Researchers find game-changing helium reserve in Tanzania

Helium may best be known as the lighter-than-air gas used to fill party balloons, but it’s also key to medical applications like MRI scans and for nuclear power.

For years, there have been global shortages of the element — Tokyo Disneyland was once forced to suspend sales of its helium balloons.

That’s all set to change, however, with the discovery of what researchers called a “world-class” helium gas field in Tanzania’s East African Rift Valley.

A group of researchers from Oxford and Durham universities, working with the Norwegian helium exploration company Helium One, have discovered what they believe is a vast supply of the element in an unlikely place.

“Their research shows that volcanic activity provides the intense heat necessary to release the gas from ancient, helium-bearing rocks,” according to a statement from the University of Oxford. “Within the Tanzanian East African Rift Valley, volcanoes have released helium from ancient deep rocks and have trapped this helium in shallower gas fields.”

However, the gas traps are often located too close to a volcano and the helium becomes heavily diluted by other gases such as carbon dioxide.

“We are now working to identify the ‘goldilocks-zone’ between the ancient crust and the modern volcanoes where the balance between helium release and volcanic dilution is ‘just right,” said Diveena Danabalan, of Durham University’s Department of Earth Sciences.

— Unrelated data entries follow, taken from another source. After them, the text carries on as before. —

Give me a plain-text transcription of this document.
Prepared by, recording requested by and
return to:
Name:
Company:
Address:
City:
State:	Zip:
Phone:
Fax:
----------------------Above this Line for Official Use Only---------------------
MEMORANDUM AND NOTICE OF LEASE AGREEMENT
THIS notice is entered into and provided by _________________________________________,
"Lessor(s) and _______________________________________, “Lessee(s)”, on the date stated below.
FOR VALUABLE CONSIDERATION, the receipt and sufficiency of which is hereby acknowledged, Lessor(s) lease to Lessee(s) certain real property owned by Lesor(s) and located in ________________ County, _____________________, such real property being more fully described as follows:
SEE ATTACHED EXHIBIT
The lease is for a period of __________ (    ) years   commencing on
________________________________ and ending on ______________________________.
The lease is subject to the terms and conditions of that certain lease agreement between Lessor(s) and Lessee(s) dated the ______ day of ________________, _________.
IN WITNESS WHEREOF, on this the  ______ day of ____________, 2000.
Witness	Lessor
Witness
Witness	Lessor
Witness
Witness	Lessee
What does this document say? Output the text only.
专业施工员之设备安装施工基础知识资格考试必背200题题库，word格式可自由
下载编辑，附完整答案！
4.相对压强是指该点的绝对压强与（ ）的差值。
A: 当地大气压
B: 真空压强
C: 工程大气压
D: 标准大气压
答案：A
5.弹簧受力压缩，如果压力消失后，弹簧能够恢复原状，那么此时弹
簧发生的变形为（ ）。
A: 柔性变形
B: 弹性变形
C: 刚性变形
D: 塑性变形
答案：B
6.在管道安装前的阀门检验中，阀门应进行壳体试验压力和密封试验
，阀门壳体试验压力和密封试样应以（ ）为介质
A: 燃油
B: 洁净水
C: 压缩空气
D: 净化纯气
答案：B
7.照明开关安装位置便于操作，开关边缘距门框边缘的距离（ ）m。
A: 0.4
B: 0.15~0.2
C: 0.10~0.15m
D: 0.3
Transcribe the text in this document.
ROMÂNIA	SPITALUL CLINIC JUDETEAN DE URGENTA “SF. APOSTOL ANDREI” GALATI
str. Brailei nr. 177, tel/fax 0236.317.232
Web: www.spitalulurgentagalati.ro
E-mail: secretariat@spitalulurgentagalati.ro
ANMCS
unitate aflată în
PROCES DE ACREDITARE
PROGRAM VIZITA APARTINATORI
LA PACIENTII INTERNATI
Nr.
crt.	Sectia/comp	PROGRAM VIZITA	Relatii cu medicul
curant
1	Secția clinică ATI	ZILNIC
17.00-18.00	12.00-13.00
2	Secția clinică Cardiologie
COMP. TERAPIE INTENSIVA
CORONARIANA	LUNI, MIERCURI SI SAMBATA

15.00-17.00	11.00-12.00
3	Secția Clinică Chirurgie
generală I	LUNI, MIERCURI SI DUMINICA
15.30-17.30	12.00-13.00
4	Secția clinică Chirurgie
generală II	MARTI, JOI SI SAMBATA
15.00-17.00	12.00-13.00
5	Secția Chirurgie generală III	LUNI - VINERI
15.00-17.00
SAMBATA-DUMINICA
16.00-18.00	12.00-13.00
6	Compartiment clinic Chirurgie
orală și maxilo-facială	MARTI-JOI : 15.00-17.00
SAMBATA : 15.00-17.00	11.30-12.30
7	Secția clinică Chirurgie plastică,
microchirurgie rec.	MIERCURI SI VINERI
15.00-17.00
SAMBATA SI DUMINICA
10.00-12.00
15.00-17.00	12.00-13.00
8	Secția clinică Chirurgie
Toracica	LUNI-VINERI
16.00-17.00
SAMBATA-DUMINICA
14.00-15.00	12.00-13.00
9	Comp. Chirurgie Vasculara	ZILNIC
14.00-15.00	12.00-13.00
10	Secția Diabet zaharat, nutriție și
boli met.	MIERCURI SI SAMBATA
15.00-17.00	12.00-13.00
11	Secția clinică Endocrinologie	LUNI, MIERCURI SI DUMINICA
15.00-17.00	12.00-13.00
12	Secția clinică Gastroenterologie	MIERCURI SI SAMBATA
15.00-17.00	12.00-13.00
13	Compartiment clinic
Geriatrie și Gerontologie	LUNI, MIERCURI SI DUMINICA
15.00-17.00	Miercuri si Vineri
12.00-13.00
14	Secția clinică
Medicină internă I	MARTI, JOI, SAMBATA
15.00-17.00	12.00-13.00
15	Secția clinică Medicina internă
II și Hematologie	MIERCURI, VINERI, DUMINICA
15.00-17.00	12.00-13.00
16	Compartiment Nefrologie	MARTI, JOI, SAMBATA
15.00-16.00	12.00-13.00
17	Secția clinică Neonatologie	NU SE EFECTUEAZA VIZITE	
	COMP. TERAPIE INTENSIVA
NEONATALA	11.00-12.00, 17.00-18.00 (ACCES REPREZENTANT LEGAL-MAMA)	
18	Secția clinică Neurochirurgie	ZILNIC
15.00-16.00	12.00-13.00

Danbalan is presenting the findings at this month’s Goldschmidt geochemistry conference in Japan.

Game-changing discovery

Why is this so important?

The team estimates that just one part of the reserve in Tanzania could be as large as 54 billion cubic feet (BCf), which is enough to fill more than 1.2 million medical MRI scanners.

“To put this discovery into perspective, global consumption of helium is about 8 billion cubic feet (BCf) per year and the United States Federal Helium Reserve, which is the world’s largest supplier, has a current reserve of just 24.2 BCf,” said University of Oxford’s Chris Ballentine, a professor with the Department of Earth Sciences.

“Total known reserves in the USA are around 153 BCf. This is a game-changer for the future security of society’s helium needs and similar finds in the future may not be far away,” Ballentine added.